← View series: machine learning
~/blog
Categorical Encoding
Categorical Encoding: One-Hot, Label, Ordinal, and Alternatives
Most machine learning models expect numeric input. If your data has columns like "color", "country", or "education level", you need to convert categories into numbers. The question is how — because the encoding choice silently affects how your model interprets the feature.
One-Hot Encoding (Nominal Encoding)
When categories have no inherent order — colors, countries, product categories — you want an encoding that doesn't imply ranking. One-hot encoding creates a binary column for each category.
import pandas as pd
from sklearn.preprocessing import OneHotEncoder
df = pd.DataFrame({
'color': ['red', 'blue', 'green', 'green', 'red', 'blue']
})
encoder = OneHotEncoder()
encoded = encoder.fit_transform(df[['color']]).toarray()

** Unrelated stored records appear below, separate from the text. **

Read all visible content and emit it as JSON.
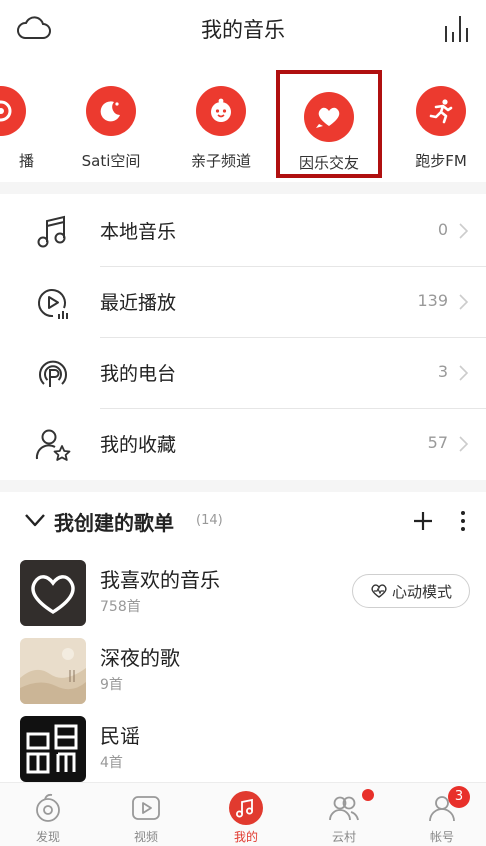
{
  "header": {
    "title": "我的音乐",
    "left_icon": "cloud-icon",
    "right_icon": "equalizer-icon"
  },
  "shortcuts": [
    {
      "label": "播",
      "icon": "radio-icon"
    },
    {
      "label": "Sati空间",
      "icon": "moon-icon"
    },
    {
      "label": "亲子频道",
      "icon": "baby-face-icon"
    },
    {
      "label": "因乐交友",
      "icon": "heart-chat-icon"
    },
    {
      "label": "跑步FM",
      "icon": "running-icon"
    }
  ],
  "menu": [
    {
      "label": "本地音乐",
      "count": "0",
      "icon": "music-note-icon"
    },
    {
      "label": "最近播放",
      "count": "139",
      "icon": "recent-play-icon"
    },
    {
      "label": "我的电台",
      "count": "3",
      "icon": "radio-station-icon"
    },
    {
      "label": "我的收藏",
      "count": "57",
      "icon": "user-star-icon"
    }
  ],
  "playlists_section": {
    "title": "我创建的歌单",
    "count": "(14)"
  },
  "playlists": [
    {
      "name": "我喜欢的音乐",
      "sub": "758首",
      "action": "心动模式"
    },
    {
      "name": "深夜的歌",
      "sub": "9首"
    },
    {
      "name": "民谣",
      "sub": "4首"
    }
  ],
  "tabs": [
    {
      "label": "发现",
      "icon": "discover-icon"
    },
    {
      "label": "视频",
      "icon": "video-icon"
    },
    {
      "label": "我的",
      "icon": "my-music-icon",
      "active": true
    },
    {
      "label": "云村",
      "icon": "friends-icon"
    },
    {
      "label": "帐号",
      "icon": "account-icon",
      "badge": "3"
    }
  ],
  "colors": {
    "accent": "#ec3a2f",
    "highlight_border": "#b01010"
  }
}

encoder_df = pd.DataFrame(
encoded, columns=encoder.get_feature_names_out()
)
pd.concat([df, encoder_df], axis=1)Each color becomes its own column with 0 or 1. No column is "greater" than another — red isn't less than blue. They're independent.

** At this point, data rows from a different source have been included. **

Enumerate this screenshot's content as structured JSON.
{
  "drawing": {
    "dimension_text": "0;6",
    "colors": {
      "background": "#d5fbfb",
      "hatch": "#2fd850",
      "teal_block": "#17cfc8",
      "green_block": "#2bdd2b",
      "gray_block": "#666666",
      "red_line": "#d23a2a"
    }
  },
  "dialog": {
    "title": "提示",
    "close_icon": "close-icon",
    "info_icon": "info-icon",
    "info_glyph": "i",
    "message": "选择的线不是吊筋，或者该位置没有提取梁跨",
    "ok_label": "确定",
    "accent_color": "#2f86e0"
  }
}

The tradeoff is dimensionality. If you have a column with 50 countries, you get 50 new columns. For tree-based models, this creates sparse splits that are hard to learn. For linear models, it multiplies the parameter count.
One parameter worth knowing: drop='first' drops the first category to avoid multicollinearity in linear models.
encoder = OneHotEncoder(drop='first')Label Encoding
Label encoding assigns a unique integer to each category. Red → 0, blue → 1, green → 2.
from sklearn.preprocessing import LabelEncoder
lbl_encoder = LabelEncoder()
lbl_encoder.fit_transform(df[['color']])The problem: the model now sees 0 < 1 < 2. For nominal categories, this is an arbitrary ordering that may mislead the model. A linear model will treat the difference between red and blue (1) as half the difference between red and green (2) — which has no basis in reality.
When it works: tree-based models don't use the magnitude of label-encoded values, only the ordering of the splits. So label encoding can work with random forests and gradient boosting, though ordinal encoding is still better when an order exists.
Ordinal Encoding
When categories do have a natural order, ordinal encoding preserves that structure.
from sklearn.preprocessing import OrdinalEncoder
df = pd.DataFrame({
'size': ['small', 'medium', 'large', 'medium', 'small', 'large']
})
encoder = OrdinalEncoder(categories=[['small', 'medium', 'large']])
encoder.fit_transform(df[['size']])Small → 0, medium → 1, large → 2. The numerical values reflect the actual relationship.
The important detail is specifying the category order explicitly. If you let the encoder infer it alphabetically (large → 0, medium → 1, small → 2), the ordering reverses the real-world relationship. This is a common bug that silently degrades model performance.
When One-Hot Encoding Becomes Impractical
High-cardinality features (ZIP codes, product IDs, user IDs) break one-hot encoding. Five hundred ZIP codes produce 500 sparse columns. Alternatives for this case:
Frequency encoding replaces each category with its count in the dataset.
freq_encoding = df['city'].value_counts()
df['city_encoded'] = df['city'].map(freq_encoding)This captures the intuition that rare categories may behave differently from common ones. It works surprisingly well as a general-purpose encoding.
Binary encoding combines OHE and hashing. It creates fewer columns by encoding categories as binary strings, then splitting each binary digit into a column. For 500 categories, OHE creates 500 columns; binary encoding creates 9.
# category_binary_encoder, BinaryEncoder from category_encoders
# Each category becomes floor(log2(n_categories)) binary columnsChoosing the Right Encoding
| Encoding | When to Use | Model Fit |
|---|---|---|
| One-hot | Nominal data, low cardinality | All models |
| Ordinal | Clear order exists | All models (best with trees) |
| Label encoding | Nominal data with tree models | Trees only |
| Frequency | High cardinality, no natural order | All models |
| Binary | High cardinality, need compact representation | Linear models, trees |
| Target guided | High cardinality, target relationship | Linear models (see next post) |
The most common mistake is using label encoding on nominal data with a linear model. The model interprets the integers as having meaningful magnitude. Your code runs fine, your accuracy looks reasonable, but you're leaving predictive signal on the table. If your categories have no order, use one-hot or frequency encoding. If they have order, use ordinal encoding with explicit category ordering.